RMB’s assessment makes clear that Nigeria’s fall is less an indictment of its underlying fundamentals than a reflection of data volatility unleashed by its currency reforms. In June 2023, President Bola Tinubu collapsed the country’s multiple exchange-rate windows into a unified, market-driven system, dismantling a long-entrenched mechanism that business leaders often criticised as opaque. The reform triggered a sharp repricing of the naira, from N463/$ at the time of unification to N897/$ by year-end.
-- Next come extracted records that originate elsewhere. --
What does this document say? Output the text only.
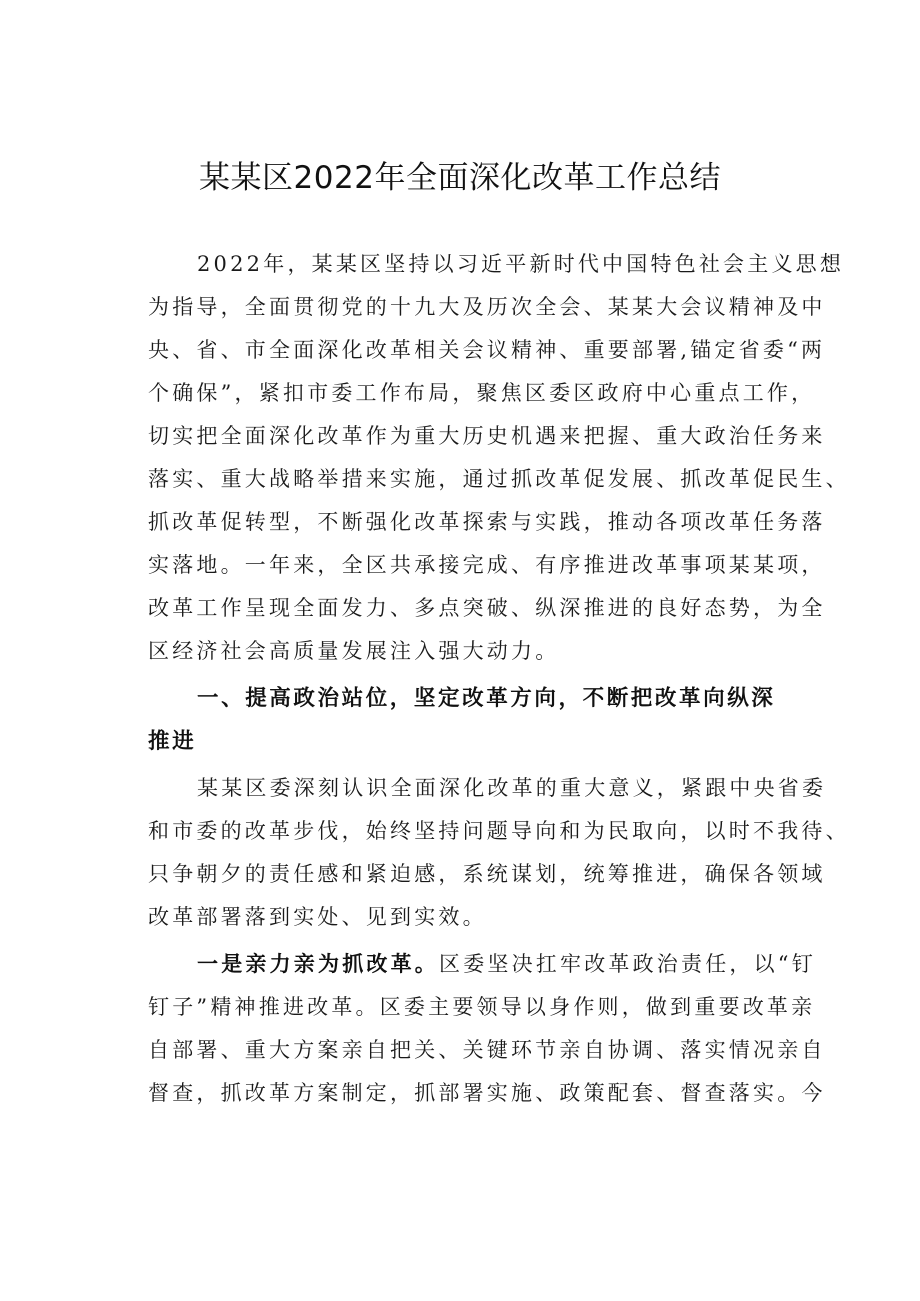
某某区2022年全面深化改革工作总结
2022年，某某区坚持以习近平新时代中国特色社会主义思想
为指导，全面贯彻党的十九大及历次全会、某某大会议精神及中
央、省、市全面深化改革相关会议精神、重要部署,锚定省委“两
个确保”，紧扣市委工作布局，聚焦区委区政府中心重点工作，
切实把全面深化改革作为重大历史机遇来把握、重大政治任务来
落实、重大战略举措来实施，通过抓改革促发展、抓改革促民生、
抓改革促转型，不断强化改革探索与实践，推动各项改革任务落
实落地。一年来，全区共承接完成、有序推进改革事项某某项，
改革工作呈现全面发力、多点突破、纵深推进的良好态势，为全
区经济社会高质量发展注入强大动力。
一、提高政治站位，坚定改革方向，不断把改革向纵深
推进
某某区委深刻认识全面深化改革的重大意义，紧跟中央省委
和市委的改革步伐，始终坚持问题导向和为民取向，以时不我待、
只争朝夕的责任感和紧迫感，系统谋划，统筹推进，确保各领域
改革部署落到实处、见到实效。
一是亲力亲为抓改革。区委坚决扛牢改革政治责任，以“钉
钉子”精神推进改革。区委主要领导以身作则，做到重要改革亲
自部署、重大方案亲自把关、关键环节亲自协调、落实情况亲自
督查，抓改革方案制定，抓部署实施、政策配套、督查落实。今
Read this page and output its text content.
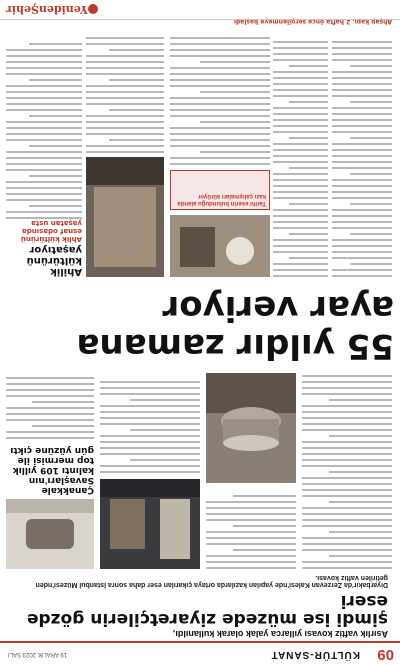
09
KÜLTÜR-SANAT
19 ARALIK 2023 SALI
Asırlık vaftiz kovası yıllarca yalak olarak kullanıldı,
şimdi ise müzede ziyaretçilerin gözde eseri
Diyarbakır'da Zerzevan Kalesi'nde yapılan kazılarda ortaya çıkarılan eser daha sonra İstanbul Müzesi'nden getirilen vaftiz kovası.
Çanakkale Savaşları'nın kalıntı 109 yıllık top mermisi ile gün yüzüne çıktı
55 yıldır zamana ayar veriyor
Tarihi eserin bulunduğu alanda kazı çalışmaları sürüyor
Ahilik kültürünü yaşatıyor
Ahlik kültürünü esnaf odasında yaşatan usta
Ahşap kapı, 2 hafta önce sergilenmeye başladı
YenidenŞehir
The resulting compression in dollar-denominated GDP was swift as Nigeria’s economy appeared to shrink from $374.95 billion to $187.64 billion before subsequent statistical adjustments.
This recalibration has had significant consequences for comparative indices. Market size, historically Nigeria’s most powerful competitive advantage, is suddenly harder to measure in a way that reflects the real scale of domestic activity. The recent GDP rebasing conducted by the National Bureau of Statistics (expanding the economy by 30 per cent through the inclusion of digital services, pensions, and a broader slice of informal activity), highlights the tension between statistical accuracy and currency volatility.
In contrast, Seychelles and Mauritius benefit from currencies more insulated from such swings and from economic models less dependent on a single export. Their appeal lies in specialisation, comprising wealth management, tourism, professional services, and a regulatory reliability that multinational firms increasingly prize.
Nigeria’s more challenging trajectory stems in part from structural burdens that small island economies do not carry. Its oil dependence remains a critical vulnerability. RMB’s comparison with Saudi Arabia illustrates the scale of the challenge. Where Saudi Arabia produces around 9 million barrels per day for a population of 35 million, Nigeria pumps roughly 1.5 million barrels for more than 232 million people. At $67 per barrel, Saudi output equates to $6,300 per capita; Nigeria’s, just $161. This disparity shapes fiscal capacity, currency resilience, and ultimately, investor confidence.
Fiscal conditions have deteriorated as oil prices slipped below Nigeria’s 2025 budget benchmark of $75, increasing pressure on external reserves. Inflation has compounded the strain. The elimination of petrol subsidies in mid-2023( intended to stabilise public finances) triggered a 167 per cent spike in pump prices, filtering rapidly into food and transport costs. The government’s subsequent decision to cap petrol and electricity prices effectively reintroduced implicit subsidies, which the IMF warns could absorb up to 3 per cent of GDP.
Against this backdrop, the index’s top performers appear almost frictionless. Their ability to maintain steady monetary policy, enforce contract reliability, and deliver transparent regulation gives them an outsized presence in Africa-focused strategies. For some investors, they serve as continental gateways such as low-risk jurisdictions from which to manage higher-risk allocations.
Yet Nigeria’s fall in the index is not synonymous with investor retreat. Recent GDP data show resilience. The economy expanded 3.98 per cent year-on-year in the third quarter of 2025, extending growth driven by improvements in oil production and sustained dynamism in services and technology. RMB’s analysts stress that the WTIIA model typically registers gradual changes, and Nigeria’s sharp movement reflects a convergence of currency shocks and reform disruptions rather than systemic deterioration.